Self organizing maps area great way to organize your multidimensional dataset in a two dimensional space using a neural network.

The concept on how that works is best explained in those two videos

A difficulty with clustering methods relying on a distance matrix ist that it is very memory instensive. A dataset with 50k observations lie the diamond dataset will result in a 50kx50k distance matrix. The R packages implementing SOMs do not use distance matrixes even though using the same distance measures and thus can also cluster large datasets.

Present R implementation and Ressources

To my knowledge the kohonen package is the best developed R package implementing the SOM algorithm. There is another package called som but the reference manual on cran dates back to June 2016, while the documentation for the kohonen package was updated in March 2017. Both packages do not come with a vignette but an in-depth blog post on the functionalities of the kohonen package is available.
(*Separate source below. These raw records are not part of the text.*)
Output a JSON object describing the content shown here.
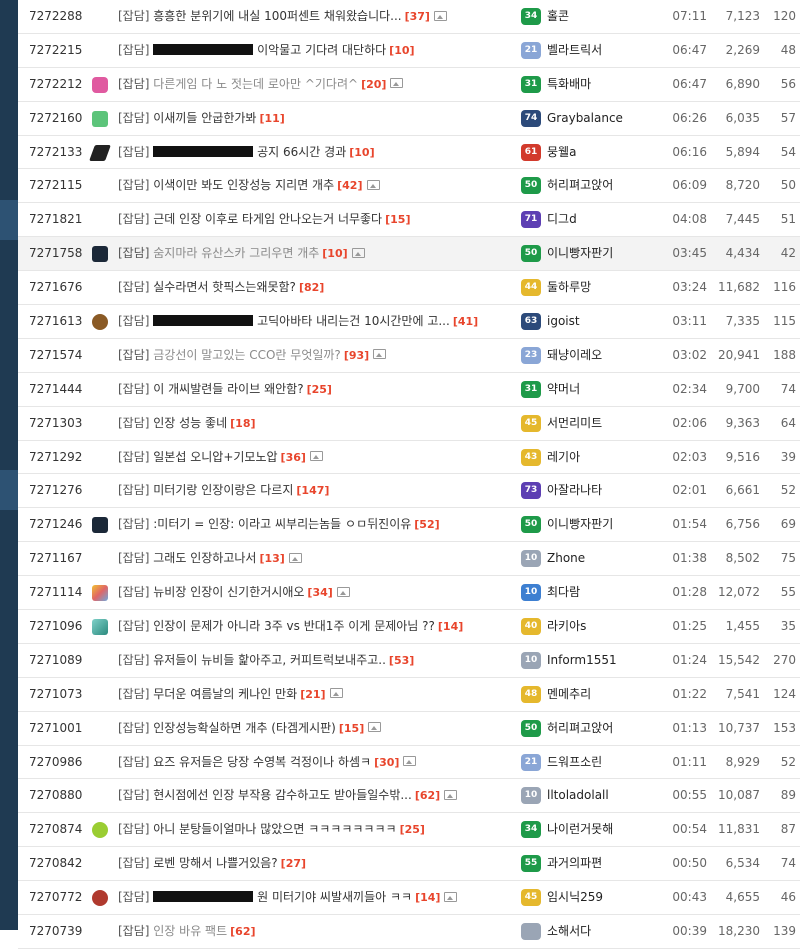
{
  "colors": {
    "comment_count": "#e8452c",
    "level_green": "#1e9a49",
    "level_blue_light": "#8aa6d6",
    "level_gold": "#e5b82d",
    "level_purple": "#5d3fb3",
    "level_gray": "#9aa5b5",
    "level_red": "#d23a2c",
    "level_navy": "#2c4a7a"
  },
  "rows": [
    {
      "num": "7272288",
      "cat": "[잡담]",
      "title": "흥흥한 분위기에 내실 100퍼센트 채워왔습니다...",
      "comments": "[37]",
      "img": true,
      "lvl": "34",
      "lvlColor": "#1e9a49",
      "nick": "홀콘",
      "time": "07:11",
      "views": "7,123",
      "likes": "120",
      "icon": "none",
      "visited": false,
      "blot": false
    },
    {
      "num": "7272215",
      "cat": "[잡담]",
      "title": "이악물고 기다려 대단하다",
      "comments": "[10]",
      "img": false,
      "lvl": "21",
      "lvlColor": "#8aa6d6",
      "nick": "벨라트릭서",
      "time": "06:47",
      "views": "2,269",
      "likes": "48",
      "icon": "none",
      "visited": false,
      "blot": true
    },
    {
      "num": "7272212",
      "cat": "[잡담]",
      "title": "다른게임 다 노 젓는데 로아만 ^기다려^",
      "comments": "[20]",
      "img": true,
      "lvl": "31",
      "lvlColor": "#1e9a49",
      "nick": "특화배마",
      "time": "06:47",
      "views": "6,890",
      "likes": "56",
      "icon": "pink",
      "visited": true,
      "blot": false
    },
    {
      "num": "7272160",
      "cat": "[잡담]",
      "title": "이새끼들 안굽한가봐",
      "comments": "[11]",
      "img": false,
      "lvl": "74",
      "lvlColor": "#2c4a7a",
      "nick": "Graybalance",
      "time": "06:26",
      "views": "6,035",
      "likes": "57",
      "icon": "green",
      "visited": false,
      "blot": false
    },
    {
      "num": "7272133",
      "cat": "[잡담]",
      "title": "공지 66시간 경과",
      "comments": "[10]",
      "img": false,
      "lvl": "61",
      "lvlColor": "#d23a2c",
      "nick": "뭉웰a",
      "time": "06:16",
      "views": "5,894",
      "likes": "54",
      "icon": "dark",
      "visited": false,
      "blot": true
    },
    {
      "num": "7272115",
      "cat": "[잡담]",
      "title": "이색이만 봐도 인장성능 지리면 개추",
      "comments": "[42]",
      "img": true,
      "lvl": "50",
      "lvlColor": "#1e9a49",
      "nick": "허리펴고앉어",
      "time": "06:09",
      "views": "8,720",
      "likes": "50",
      "icon": "none",
      "visited": false,
      "blot": false
    },
    {
      "num": "7271821",
      "cat": "[잡담]",
      "title": "근데 인장 이후로 타게임 안나오는거 너무좋다",
      "comments": "[15]",
      "img": false,
      "lvl": "71",
      "lvlColor": "#5d3fb3",
      "nick": "디그d",
      "time": "04:08",
      "views": "7,445",
      "likes": "51",
      "icon": "none",
      "visited": false,
      "blot": false
    },
    {
      "num": "7271758",
      "cat": "[잡담]",
      "title": "숨지마라 유산스카 그리우면 개추",
      "comments": "[10]",
      "img": true,
      "lvl": "50",
      "lvlColor": "#1e9a49",
      "nick": "이니빵자판기",
      "time": "03:45",
      "views": "4,434",
      "likes": "42",
      "icon": "steam",
      "visited": true,
      "blot": false,
      "hl": true
    },
    {
      "num": "7271676",
      "cat": "[잡담]",
      "title": "실수라면서 핫픽스는왜못함?",
      "comments": "[82]",
      "img": false,
      "lvl": "44",
      "lvlColor": "#e5b82d",
      "nick": "둘하루망",
      "time": "03:24",
      "views": "11,682",
      "likes": "116",
      "icon": "none",
      "visited": false,
      "blot": false
    },
    {
      "num": "7271613",
      "cat": "[잡담]",
      "title": "고딕아바타 내리는건 10시간만에 고...",
      "comments": "[41]",
      "img": false,
      "lvl": "63",
      "lvlColor": "#2c4a7a",
      "nick": "igoist",
      "time": "03:11",
      "views": "7,335",
      "likes": "115",
      "icon": "brown",
      "visited": false,
      "blot": true
    },
    {
      "num": "7271574",
      "cat": "[잡담]",
      "title": "금강선이 말고있는 CCO란 무엇일까?",
      "comments": "[93]",
      "img": true,
      "lvl": "23",
      "lvlColor": "#8aa6d6",
      "nick": "돼냥이레오",
      "time": "03:02",
      "views": "20,941",
      "likes": "188",
      "icon": "none",
      "visited": true,
      "blot": false
    },
    {
      "num": "7271444",
      "cat": "[잡담]",
      "title": "이 개씨발련들 라이브 왜안함?",
      "comments": "[25]",
      "img": false,
      "lvl": "31",
      "lvlColor": "#1e9a49",
      "nick": "약머너",
      "time": "02:34",
      "views": "9,700",
      "likes": "74",
      "icon": "none",
      "visited": false,
      "blot": false
    },
    {
      "num": "7271303",
      "cat": "[잡담]",
      "title": "인장 성능 좋네",
      "comments": "[18]",
      "img": false,
      "lvl": "45",
      "lvlColor": "#e5b82d",
      "nick": "서먼리미트",
      "time": "02:06",
      "views": "9,363",
      "likes": "64",
      "icon": "none",
      "visited": false,
      "blot": false
    },
    {
      "num": "7271292",
      "cat": "[잡담]",
      "title": "일본섭 오니압+기모노압",
      "comments": "[36]",
      "img": true,
      "lvl": "43",
      "lvlColor": "#e5b82d",
      "nick": "레기아",
      "time": "02:03",
      "views": "9,516",
      "likes": "39",
      "icon": "none",
      "visited": false,
      "blot": false
    },
    {
      "num": "7271276",
      "cat": "[잡담]",
      "title": "미터기랑 인장이랑은 다르지",
      "comments": "[147]",
      "img": false,
      "lvl": "73",
      "lvlColor": "#5d3fb3",
      "nick": "아잘라나타",
      "time": "02:01",
      "views": "6,661",
      "likes": "52",
      "icon": "none",
      "visited": false,
      "blot": false
    },
    {
      "num": "7271246",
      "cat": "[잡담]",
      "title": ":미터기 = 인장: 이라고 씨부리는놈들 ㅇㅁ뒤진이유",
      "comments": "[52]",
      "img": false,
      "lvl": "50",
      "lvlColor": "#1e9a49",
      "nick": "이니빵자판기",
      "time": "01:54",
      "views": "6,756",
      "likes": "69",
      "icon": "steam",
      "visited": false,
      "blot": false
    },
    {
      "num": "7271167",
      "cat": "[잡담]",
      "title": "그래도 인장하고나서",
      "comments": "[13]",
      "img": true,
      "lvl": "10",
      "lvlColor": "#9aa5b5",
      "nick": "Zhone",
      "time": "01:38",
      "views": "8,502",
      "likes": "75",
      "icon": "none",
      "visited": false,
      "blot": false
    },
    {
      "num": "7271114",
      "cat": "[잡담]",
      "title": "뉴비장 인장이 신기한거시애오",
      "comments": "[34]",
      "img": true,
      "lvl": "10",
      "lvlColor": "#3d7fd1",
      "nick": "최다람",
      "time": "01:28",
      "views": "12,072",
      "likes": "55",
      "icon": "colorful",
      "visited": false,
      "blot": false
    },
    {
      "num": "7271096",
      "cat": "[잡담]",
      "title": "인장이 문제가 아니라 3주 vs 반대1주 이게 문제아님 ??",
      "comments": "[14]",
      "img": false,
      "lvl": "40",
      "lvlColor": "#e5b82d",
      "nick": "라키아s",
      "time": "01:25",
      "views": "1,455",
      "likes": "35",
      "icon": "teal",
      "visited": false,
      "blot": false
    },
    {
      "num": "7271089",
      "cat": "[잡담]",
      "title": "유저들이 뉴비들 핥아주고, 커피트럭보내주고..",
      "comments": "[53]",
      "img": false,
      "lvl": "10",
      "lvlColor": "#9aa5b5",
      "nick": "Inform1551",
      "time": "01:24",
      "views": "15,542",
      "likes": "270",
      "icon": "none",
      "visited": false,
      "blot": false
    },
    {
      "num": "7271073",
      "cat": "[잡담]",
      "title": "무더운 여름날의 케나인 만화",
      "comments": "[21]",
      "img": true,
      "lvl": "48",
      "lvlColor": "#e5b82d",
      "nick": "멘메추리",
      "time": "01:22",
      "views": "7,541",
      "likes": "124",
      "icon": "none",
      "visited": false,
      "blot": false
    },
    {
      "num": "7271001",
      "cat": "[잡담]",
      "title": "인장성능확실하면 개추 (타겜게시판)",
      "comments": "[15]",
      "img": true,
      "lvl": "50",
      "lvlColor": "#1e9a49",
      "nick": "허리펴고앉어",
      "time": "01:13",
      "views": "10,737",
      "likes": "153",
      "icon": "none",
      "visited": false,
      "blot": false
    },
    {
      "num": "7270986",
      "cat": "[잡담]",
      "title": "요즈 유저들은 당장 수영복 걱정이나 하셈ㅋ",
      "comments": "[30]",
      "img": true,
      "lvl": "21",
      "lvlColor": "#8aa6d6",
      "nick": "드워프소린",
      "time": "01:11",
      "views": "8,929",
      "likes": "52",
      "icon": "none",
      "visited": false,
      "blot": false
    },
    {
      "num": "7270880",
      "cat": "[잡담]",
      "title": "현시점에선 인장 부작용 감수하고도 받아들일수밖...",
      "comments": "[62]",
      "img": true,
      "lvl": "10",
      "lvlColor": "#9aa5b5",
      "nick": "lltoladolall",
      "time": "00:55",
      "views": "10,087",
      "likes": "89",
      "icon": "none",
      "visited": false,
      "blot": false
    },
    {
      "num": "7270874",
      "cat": "[잡담]",
      "title": "아니 분탕들이얼마나 많았으면 ㅋㅋㅋㅋㅋㅋㅋㅋ",
      "comments": "[25]",
      "img": false,
      "lvl": "34",
      "lvlColor": "#1e9a49",
      "nick": "나이런거못해",
      "time": "00:54",
      "views": "11,831",
      "likes": "87",
      "icon": "lime",
      "visited": false,
      "blot": false
    },
    {
      "num": "7270842",
      "cat": "[잡담]",
      "title": "로벤 망해서 나쁠거있음?",
      "comments": "[27]",
      "img": false,
      "lvl": "55",
      "lvlColor": "#1e9a49",
      "nick": "과거의파편",
      "time": "00:50",
      "views": "6,534",
      "likes": "74",
      "icon": "none",
      "visited": false,
      "blot": false
    },
    {
      "num": "7270772",
      "cat": "[잡담]",
      "title": "원 미터기야 씨발새끼들아 ㅋㅋ",
      "comments": "[14]",
      "img": true,
      "lvl": "45",
      "lvlColor": "#e5b82d",
      "nick": "임시닉259",
      "time": "00:43",
      "views": "4,655",
      "likes": "46",
      "icon": "red",
      "visited": false,
      "blot": true
    },
    {
      "num": "7270739",
      "cat": "[잡담]",
      "title": "인장 바유 팩트",
      "comments": "[62]",
      "img": false,
      "lvl": "",
      "lvlColor": "#9aa5b5",
      "nick": "소해서다",
      "time": "00:39",
      "views": "18,230",
      "likes": "139",
      "icon": "none",
      "visited": true,
      "blot": false
    }
  ]
}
We therefore will focus on the kohonen package

Difficulties

The blog post does not explain how to implement categorical data. The method of clustering of the SOM also leads to unconnected clusters.

Approach

We will work with the kohonen package documentation in order to get it to work for mixed (contineous and categorical) datasets.

require(tidyverse)
require(magrittr)
require(factoextra)
require(kohonen)

#source('hclust R Version.R')

# Colour palette definition
library(RColorBrewer)
n <- 60
qual_col_pals = brewer.pal.info[brewer.pal.info$category == 'qual',]
col_vector = unlist(mapply(brewer.pal, qual_col_pals$maxcolors, rownames(qual_col_pals)))
data = diamonds 

map_dimension           = params$map_dimension 
n_iterations            = params$n_iterations
recalculate_map         = params$recalculate_map
recalculate_no_clusters = params$recalculate_no_clusters


# print parameters
tibble( variables = c('map_dimension'
                  , 'n_iterations'
                  , 'recalculate_map'
                  , 'recalculate_no_clusters')
        , values = c(map_dimension
                  , n_iterations
                  , recalculate_map
                  , recalculate_no_clusters) ) %>%
  knitr::kable()

Data Preparation

The kohonen::supersom accepts multilayered datasets, a named list in which each element consists of a matrix with an equal number of observations(rows). The function lets us specify which layer to include and lets us chose difference distance measures for each layer.

We further find the function kohonen::classvec2classmat and kohonen::classmat2classvec which turns a factor column vector into a class matrix and vice versa. Differently from functions that convert a factor column vector into dummy variables, this function adds a single binary column per factor level.

Hence we will convert our dataframe int a named list creating an extra layer for each factor variable. We will use euclidean distance for contineous data and tanimato distance for the factor layers.

We do have the option of assigning different weights to the single layers. It might seem reasonable to assign more weight to the layers that represent more variables. In practice however it seems to me that the training is asynchronous. The neurons will train more strongly on the layer containing all the numerical variables. Aggregating much faster than based on the other layers. In the end this will lead to clusters where the borders are definded by the weaker weighted layers and inside of them we find a aggregated nuclei of observations with high numerical values.

Thus you will find the part of the code where I weighted the layers commented out.

# prepare data

numerics = summarise_all( data, is.numeric ) %>%
  as.logical()

factors = names(data)%>%
  .[!numerics]

numerics = names(data)%>%
  .[numerics]



data_list = list()
distances = vector()

for (fac in factors){

  data_list[[fac]] = kohonen::classvec2classmat( data[[fac]] )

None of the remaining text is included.